Improving Video Summarization by Exploring the Coherence Between Corresponding Captions

Published: 2025, Last Modified: 23 Jan 2026IEEE Trans. Image Process. 2025EveryoneRevisionsBibTeXCC BY-SA 4.0
Abstract: Video summarization aims to generate a compact summary of the original video by selecting and combining the most representative parts. Most existing approaches only focus on recognizing key video segments to generate the summary, which lacks holistic considerations. The transitions between selected video segments are usually abrupt and inconsistent, making the summary confusing. Indeed, the coherence of video summaries is crucial to improve the quality and user viewing experience. However, the coherence between video segments is hard to measure and optimize from a pure vision perspective. To this end, we propose a Language-guided Segment Coherence-Aware Network (LS-CAN), which integrates entire coherence considerations into the key segment recognition. The main idea of LS-CAN is to explore the coherence of corresponding text modality to facilitate the entire coherence of the video summary, which leverages the natural property in the language that contextual coherence is easy to measure. In terms of text coherence measures, specifically, we propose the multi-graph correlated neural network module (MGCNN), which constructs a graph for each sentence based on three key components, i.e., subject, attribute, and action words. For each sentence pair, the node features are then discriminatively learned by incorporating neighbors of its own graph and information of its dual graph, reducing the error of synonyms or reference relationships in measuring the correlation between sentences, as well as the error caused by considering each component separately.
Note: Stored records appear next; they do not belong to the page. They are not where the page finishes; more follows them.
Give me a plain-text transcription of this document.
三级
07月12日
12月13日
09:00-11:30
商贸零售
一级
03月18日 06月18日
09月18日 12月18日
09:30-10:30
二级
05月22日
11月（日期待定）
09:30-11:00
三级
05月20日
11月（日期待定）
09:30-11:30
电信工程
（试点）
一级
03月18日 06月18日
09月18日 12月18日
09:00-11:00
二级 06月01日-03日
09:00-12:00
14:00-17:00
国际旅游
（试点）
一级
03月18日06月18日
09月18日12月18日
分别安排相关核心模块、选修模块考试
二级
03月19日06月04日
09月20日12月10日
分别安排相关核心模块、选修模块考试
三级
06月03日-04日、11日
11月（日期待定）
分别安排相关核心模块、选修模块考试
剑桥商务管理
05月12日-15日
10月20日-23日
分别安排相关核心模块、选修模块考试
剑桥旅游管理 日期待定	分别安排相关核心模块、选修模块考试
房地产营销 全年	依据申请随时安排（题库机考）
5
In doing so, MGCNN utilizes subject agreement, attribute coherence, and action succession to measure text coherence. Besides, with the help of large language models, we augment the original text coherence annotations, improving the ability of MGCNN to judge coherence. Extensive experiments on three challenging datasets demonstrate the superiority of our approach and each proposed module, especially improving the latest records by +3.8%, +14.2% and +12% w.r.t. F1 scores, $\tau $ and $\rho $ metrics on the BLiSS dataset.